Shaky has N (1<=N<=50000) candy boxes each of them contains a non-zero number of candies (between 1 and 1000000000). Shaky want to distibute these candies among his K (1<=K<=1000000000) IIIT-Delhi students. He want to distibute them in a way such that:

• All students get equal number of candies.
• All the candies which a student get must be from a single box only.

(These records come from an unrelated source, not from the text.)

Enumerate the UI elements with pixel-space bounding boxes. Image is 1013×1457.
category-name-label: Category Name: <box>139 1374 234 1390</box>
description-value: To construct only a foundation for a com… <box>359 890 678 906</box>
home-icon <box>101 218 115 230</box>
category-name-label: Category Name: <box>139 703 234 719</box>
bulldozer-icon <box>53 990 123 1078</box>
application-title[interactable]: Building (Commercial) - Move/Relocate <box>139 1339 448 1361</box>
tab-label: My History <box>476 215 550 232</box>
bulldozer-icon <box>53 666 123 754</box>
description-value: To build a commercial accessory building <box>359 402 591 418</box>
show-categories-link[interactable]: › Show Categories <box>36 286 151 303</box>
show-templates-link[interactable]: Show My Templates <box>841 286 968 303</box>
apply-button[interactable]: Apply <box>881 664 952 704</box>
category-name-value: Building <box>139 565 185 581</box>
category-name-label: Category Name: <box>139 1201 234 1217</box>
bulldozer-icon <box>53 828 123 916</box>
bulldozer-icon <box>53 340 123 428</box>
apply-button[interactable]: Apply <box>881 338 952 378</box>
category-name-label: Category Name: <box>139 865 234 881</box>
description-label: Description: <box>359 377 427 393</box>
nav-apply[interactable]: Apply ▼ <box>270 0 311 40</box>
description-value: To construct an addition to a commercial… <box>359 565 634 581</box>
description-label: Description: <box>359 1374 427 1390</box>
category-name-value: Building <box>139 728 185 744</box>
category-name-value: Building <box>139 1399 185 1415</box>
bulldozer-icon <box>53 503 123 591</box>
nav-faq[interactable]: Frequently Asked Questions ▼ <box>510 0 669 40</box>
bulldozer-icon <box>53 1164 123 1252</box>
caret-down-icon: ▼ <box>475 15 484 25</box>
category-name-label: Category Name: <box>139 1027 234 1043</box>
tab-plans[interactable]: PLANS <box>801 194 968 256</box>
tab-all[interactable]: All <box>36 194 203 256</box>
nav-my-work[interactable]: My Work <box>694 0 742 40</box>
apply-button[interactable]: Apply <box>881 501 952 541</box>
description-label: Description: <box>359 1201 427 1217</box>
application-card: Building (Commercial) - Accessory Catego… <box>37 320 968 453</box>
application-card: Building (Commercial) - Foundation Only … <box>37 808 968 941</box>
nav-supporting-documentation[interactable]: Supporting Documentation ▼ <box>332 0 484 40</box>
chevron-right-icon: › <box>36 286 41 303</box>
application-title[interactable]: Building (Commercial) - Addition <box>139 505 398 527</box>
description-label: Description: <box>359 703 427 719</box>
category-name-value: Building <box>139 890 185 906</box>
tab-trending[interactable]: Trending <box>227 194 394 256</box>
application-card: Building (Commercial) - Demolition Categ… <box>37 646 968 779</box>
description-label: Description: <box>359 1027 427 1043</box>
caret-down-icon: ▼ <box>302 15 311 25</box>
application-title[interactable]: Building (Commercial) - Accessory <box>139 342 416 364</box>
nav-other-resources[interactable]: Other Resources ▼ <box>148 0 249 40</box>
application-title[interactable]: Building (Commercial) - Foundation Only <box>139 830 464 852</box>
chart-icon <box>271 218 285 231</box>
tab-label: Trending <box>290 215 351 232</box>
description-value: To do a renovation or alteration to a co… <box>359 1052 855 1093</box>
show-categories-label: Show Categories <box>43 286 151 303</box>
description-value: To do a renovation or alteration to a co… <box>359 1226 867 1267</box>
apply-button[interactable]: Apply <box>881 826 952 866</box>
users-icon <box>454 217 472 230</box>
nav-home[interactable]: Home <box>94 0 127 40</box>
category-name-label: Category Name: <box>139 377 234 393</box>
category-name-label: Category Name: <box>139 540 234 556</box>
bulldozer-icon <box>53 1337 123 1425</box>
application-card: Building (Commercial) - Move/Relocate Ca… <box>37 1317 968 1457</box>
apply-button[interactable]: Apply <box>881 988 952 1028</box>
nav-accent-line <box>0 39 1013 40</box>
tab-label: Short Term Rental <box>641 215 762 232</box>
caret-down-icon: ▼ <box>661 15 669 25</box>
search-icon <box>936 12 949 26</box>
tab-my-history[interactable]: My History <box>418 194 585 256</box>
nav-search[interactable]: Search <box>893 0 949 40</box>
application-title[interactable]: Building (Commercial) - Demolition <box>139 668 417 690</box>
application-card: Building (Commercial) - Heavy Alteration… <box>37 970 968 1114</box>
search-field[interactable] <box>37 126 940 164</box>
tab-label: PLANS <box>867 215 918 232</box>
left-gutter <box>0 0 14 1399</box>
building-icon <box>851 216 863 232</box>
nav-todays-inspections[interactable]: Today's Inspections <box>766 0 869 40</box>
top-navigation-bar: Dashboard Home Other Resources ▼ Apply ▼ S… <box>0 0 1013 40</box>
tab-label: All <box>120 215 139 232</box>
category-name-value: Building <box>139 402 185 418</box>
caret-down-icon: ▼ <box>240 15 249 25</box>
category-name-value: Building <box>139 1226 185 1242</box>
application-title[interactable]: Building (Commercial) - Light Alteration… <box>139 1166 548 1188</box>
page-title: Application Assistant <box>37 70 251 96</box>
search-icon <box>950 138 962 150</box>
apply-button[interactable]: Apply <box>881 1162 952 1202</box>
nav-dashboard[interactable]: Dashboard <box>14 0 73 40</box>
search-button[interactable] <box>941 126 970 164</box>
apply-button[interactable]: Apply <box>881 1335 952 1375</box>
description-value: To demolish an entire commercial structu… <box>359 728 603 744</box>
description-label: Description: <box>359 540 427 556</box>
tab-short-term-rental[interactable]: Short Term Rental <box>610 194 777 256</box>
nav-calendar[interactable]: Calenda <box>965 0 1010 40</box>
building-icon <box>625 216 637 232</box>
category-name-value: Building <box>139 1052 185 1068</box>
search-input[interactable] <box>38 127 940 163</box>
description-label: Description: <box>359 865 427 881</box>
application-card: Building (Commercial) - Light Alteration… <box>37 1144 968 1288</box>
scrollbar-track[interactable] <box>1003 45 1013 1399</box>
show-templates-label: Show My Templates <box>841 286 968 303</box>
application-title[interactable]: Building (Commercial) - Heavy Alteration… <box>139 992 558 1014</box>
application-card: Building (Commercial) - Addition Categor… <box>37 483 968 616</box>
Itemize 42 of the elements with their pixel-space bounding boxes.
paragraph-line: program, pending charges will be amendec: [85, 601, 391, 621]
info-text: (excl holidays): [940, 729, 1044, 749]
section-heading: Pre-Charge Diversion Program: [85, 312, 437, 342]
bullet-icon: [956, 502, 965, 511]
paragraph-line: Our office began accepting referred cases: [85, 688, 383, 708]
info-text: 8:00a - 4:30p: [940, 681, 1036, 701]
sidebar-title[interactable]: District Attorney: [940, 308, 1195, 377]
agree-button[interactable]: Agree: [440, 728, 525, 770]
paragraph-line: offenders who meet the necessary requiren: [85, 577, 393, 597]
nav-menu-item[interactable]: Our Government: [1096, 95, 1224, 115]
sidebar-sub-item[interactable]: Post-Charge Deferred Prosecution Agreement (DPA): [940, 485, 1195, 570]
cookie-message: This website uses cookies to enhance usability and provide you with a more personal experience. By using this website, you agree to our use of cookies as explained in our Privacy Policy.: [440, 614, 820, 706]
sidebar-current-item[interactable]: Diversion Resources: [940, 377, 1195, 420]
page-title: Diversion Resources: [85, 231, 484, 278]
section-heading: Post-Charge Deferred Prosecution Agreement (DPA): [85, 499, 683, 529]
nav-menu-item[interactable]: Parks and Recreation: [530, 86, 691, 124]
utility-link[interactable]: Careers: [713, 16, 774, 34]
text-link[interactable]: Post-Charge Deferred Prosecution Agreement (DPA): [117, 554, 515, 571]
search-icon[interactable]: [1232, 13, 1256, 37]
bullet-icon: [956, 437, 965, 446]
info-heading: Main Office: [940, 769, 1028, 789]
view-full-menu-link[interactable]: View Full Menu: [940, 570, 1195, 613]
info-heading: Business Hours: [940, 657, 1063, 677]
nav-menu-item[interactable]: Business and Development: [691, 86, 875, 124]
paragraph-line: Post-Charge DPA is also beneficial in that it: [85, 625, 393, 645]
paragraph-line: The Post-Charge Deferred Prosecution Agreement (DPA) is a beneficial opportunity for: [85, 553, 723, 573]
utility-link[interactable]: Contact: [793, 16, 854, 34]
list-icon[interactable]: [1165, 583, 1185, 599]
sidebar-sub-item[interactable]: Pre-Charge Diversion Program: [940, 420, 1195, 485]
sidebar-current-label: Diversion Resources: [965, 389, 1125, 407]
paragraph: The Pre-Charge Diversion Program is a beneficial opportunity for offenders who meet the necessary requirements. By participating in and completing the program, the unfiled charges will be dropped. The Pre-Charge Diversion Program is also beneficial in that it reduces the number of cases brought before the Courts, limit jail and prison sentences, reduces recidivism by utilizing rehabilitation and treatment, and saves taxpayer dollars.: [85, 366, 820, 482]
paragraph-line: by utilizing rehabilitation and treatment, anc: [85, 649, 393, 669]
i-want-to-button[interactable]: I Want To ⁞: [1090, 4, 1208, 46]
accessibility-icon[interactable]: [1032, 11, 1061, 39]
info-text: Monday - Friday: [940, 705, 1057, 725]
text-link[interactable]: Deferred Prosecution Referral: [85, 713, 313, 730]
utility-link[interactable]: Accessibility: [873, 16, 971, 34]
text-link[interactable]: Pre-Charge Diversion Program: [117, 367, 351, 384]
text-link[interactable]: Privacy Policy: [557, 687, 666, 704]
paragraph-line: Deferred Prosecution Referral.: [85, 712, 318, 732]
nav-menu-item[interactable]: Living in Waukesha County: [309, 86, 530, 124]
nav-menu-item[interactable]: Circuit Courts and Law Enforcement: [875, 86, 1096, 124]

As he want to make all of them happy so he want to give as many candies as possible. Help Shaky in finding out what is the maximum number of candies which a student can get.

#include<bits/stdc++.h>
using namespace std;
int main() {
int t;
cin>>t;
while(t--)
{int n,k;
cin>>n;
int arr[n],ans=0,s;
cin>>k;
long long max=0;
for(int i=0;i<n;i++){
cin>>arr[i];
max = max(max, arr[i]);
}

long long start=0,end=max,mid;
while(start<=end)
{
s=0;
mid=start+(end-start)/2;
for(int i=0;i<n;i++)
s+=(arr[i]/mid);
if(s>=k){
ans=mid;
start=mid+1;
}
else
end=mid-1;
}
cout<<ans<<endl;
}
}


### Momos Market #

Shreya loves to eat momos. Her mother gives her money to buy vegetables but she manages to save some money out of it daily. After buying vegetables, she goes to “Momos Market”, where there are ‘n’ number of shops of momos. Each of the shops of momos has a rate per momo. She visits the market and starts buying momos (one from each shop) starting from the first shop. She will visit the market for ‘q’ days. You have to tell that how many momos she can buy each day if she starts buying from the first shop daily. She cannot use the remaining money of one day on some other day. But she will save them for other expenses in the future, so, you also need to tell the sum of money left with her at the end of each day.

#include<bits/stdc++.h>
using namespace std;
int main()
{
long  int n;
cin>>n;
int arr[n];
long int s=0;
for(int i=0;i<n;i++)
{
int m;
cin>>m;
s+=m;
arr[i]=s;
}
long   int q;
cin>>q;
while(q--)
{
long long int r;
cin>>r;
long long int start=0,end=n-1,mid;
long  int ans = -1;
while(start<=end)
{
mid=start+(end-start)/2;
if(arr[mid]<=r){
ans = mid;
start=mid+1;
}
else
end=mid-1;
}
if(ans == -1)
cout<<0<<" "<<r<<endl;
else
cout<<ans+1<<" "<<r-arr[ans]<<endl;
}
return 0;
}


### Taj Mahal Entry #

Taj Mahal is one of the seven wonders of the world. Aahad loves to travel places and wants to visit Taj Mahal. He visited Agra to view Taj Mahal. There is a ticketing system at Taj Mahal. There are total ‘n’ windows which provide the tickets to get entry into Taj Mahal. There are ‘Ai’ people already present at each window to get the tickets. Each window gives ticket to one person in one minute. Initially, Aahad stands in front of the first window. After each minute, if he didn’t get the ticket, he moves on to the next window to get the ticket. If he is at window 1, he will move to 2. If at 2nd, he will move to 3rd. If he is at last window, he will move to 1st again and so on. Find the window number at which he will get the ticket.

#include<bits/stdc++.h>
using namespace std;
int main()
{
long n;
cin>>n;
long long arr[n];
for(long i=0;i<n;i++)
cin>>arr[i];
for(long i=0;i<n;i++)
{long long m=arr[i]-i;
if(m<0)
m=0;
long long t=(m)/(n);
if((m)%n!=0)
t++;
if(t<0)
t=0;
arr[i]=(t*n)+i;

}
long long min=arr[0];
long int m=0;
for(long i=0;i<n;i++)
{
if(arr[i]<min)
{
min=arr[i];
m=i;
}}

cout<<m+1;
return 0;
}